Conclusions: Reported associations of cancer birth places with sites of industrial combustion, VOCs uses, and associated engine exhausts, are confirmed. Newly identified specific hazards include the known carcinogens 1,3-butadiene, dioxins, and benz(a)pyrene. The mother probably inhales these or related materials and passes them to the fetus across the placenta. )
This report may be explained by increased maternal testosterone as a result of exposure to these chemicals, especially nitrogen dioxide.
In 2004, I wrote "Negative Effects of Nitrogen Dioxide May be due to Testosterone" (http://www.anthropogeny.com/NO2%20and%20testosterone.htm )
"Nitrogen dioxide is a “pollutant” that is created by burning fuels. The main sources are power plants and motor vehicles. It is known to cause problems for people including increased susceptibility to respiratory infections, snoring, lung problems, etc. I suggest nitrogen dioxide may cause its problems because nitrogen dioxide may increase testosterone in humans as it does in rats (below). Increased testosterone may be involved in a number of diseases and mortality.
This areas has not been studied very much; in rats, nitrogen dioxide increases testosterone (Environ Health Perspect 2001; 109: 111-9 and ibid 1999; 107: 539-44)."
Baik, et al., recently reported "These findings indicate that levels of growth factors and hormones [testosterone] are strongly associated with stem cell potential in human umbilical cord blood and point to a potential mechanism that may mediate the relationship between in utero exposure to hormones and cancer risk in the offspring." (Cancer Res. 2005 Jan 1;65(1):358-63).
I suggest the basis of this report may be directly connected to induction of increased maternal testosterone levels which may induce future malignant transformations.
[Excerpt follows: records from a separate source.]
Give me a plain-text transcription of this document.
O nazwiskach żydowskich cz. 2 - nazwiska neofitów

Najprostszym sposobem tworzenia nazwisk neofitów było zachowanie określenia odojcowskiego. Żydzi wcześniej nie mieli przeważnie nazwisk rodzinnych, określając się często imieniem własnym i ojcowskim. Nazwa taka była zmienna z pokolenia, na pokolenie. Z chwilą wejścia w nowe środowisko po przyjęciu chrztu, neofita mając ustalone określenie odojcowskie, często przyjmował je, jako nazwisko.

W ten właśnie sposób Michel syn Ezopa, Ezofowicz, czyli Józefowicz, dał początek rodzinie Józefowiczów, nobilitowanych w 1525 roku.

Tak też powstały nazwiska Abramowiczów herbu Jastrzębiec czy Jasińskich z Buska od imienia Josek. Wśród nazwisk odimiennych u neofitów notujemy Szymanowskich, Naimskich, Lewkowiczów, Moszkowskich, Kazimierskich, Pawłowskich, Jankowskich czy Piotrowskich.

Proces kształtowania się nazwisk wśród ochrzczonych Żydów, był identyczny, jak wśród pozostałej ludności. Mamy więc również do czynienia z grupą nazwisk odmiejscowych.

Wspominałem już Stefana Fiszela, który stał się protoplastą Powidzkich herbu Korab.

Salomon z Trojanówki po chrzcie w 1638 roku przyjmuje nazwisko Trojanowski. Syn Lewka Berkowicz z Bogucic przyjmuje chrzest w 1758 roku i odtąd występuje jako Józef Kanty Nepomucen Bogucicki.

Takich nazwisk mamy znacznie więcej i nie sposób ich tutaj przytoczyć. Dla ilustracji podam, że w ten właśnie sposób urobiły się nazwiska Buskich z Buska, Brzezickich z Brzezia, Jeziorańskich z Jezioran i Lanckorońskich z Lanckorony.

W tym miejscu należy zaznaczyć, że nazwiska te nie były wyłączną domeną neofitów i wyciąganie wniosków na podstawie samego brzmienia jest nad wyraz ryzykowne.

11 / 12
In 1994 I first suggested that testosterone may be involved in causing cancer (International Journal of Cancer 2005; 115: 497 and Annals of Internal Medicine 2005; 142: 471-472). Since there may be some indication that increased maternal testosterone may be involved in childhood cancers (the foregoing part of this treatise), I concluded that childhood cancer should be increasing because of the “secular trend.” It is my hypothesis that the "secular trend," the increase in size and earlier puberty in our children is actually caused by an increase in percentage of individuals of higher testosterone within our population over time. This is driven by women of higher testosterone. I did find information from the “National Cancer Institute” that childhood cancer may be increasing (2005). Therefore, I suggest this possible increase in childhood, and adult, cancers may be due, alone, to the secular trend and this may be exacerbated by exposure to chemicals, especially engine exhausts.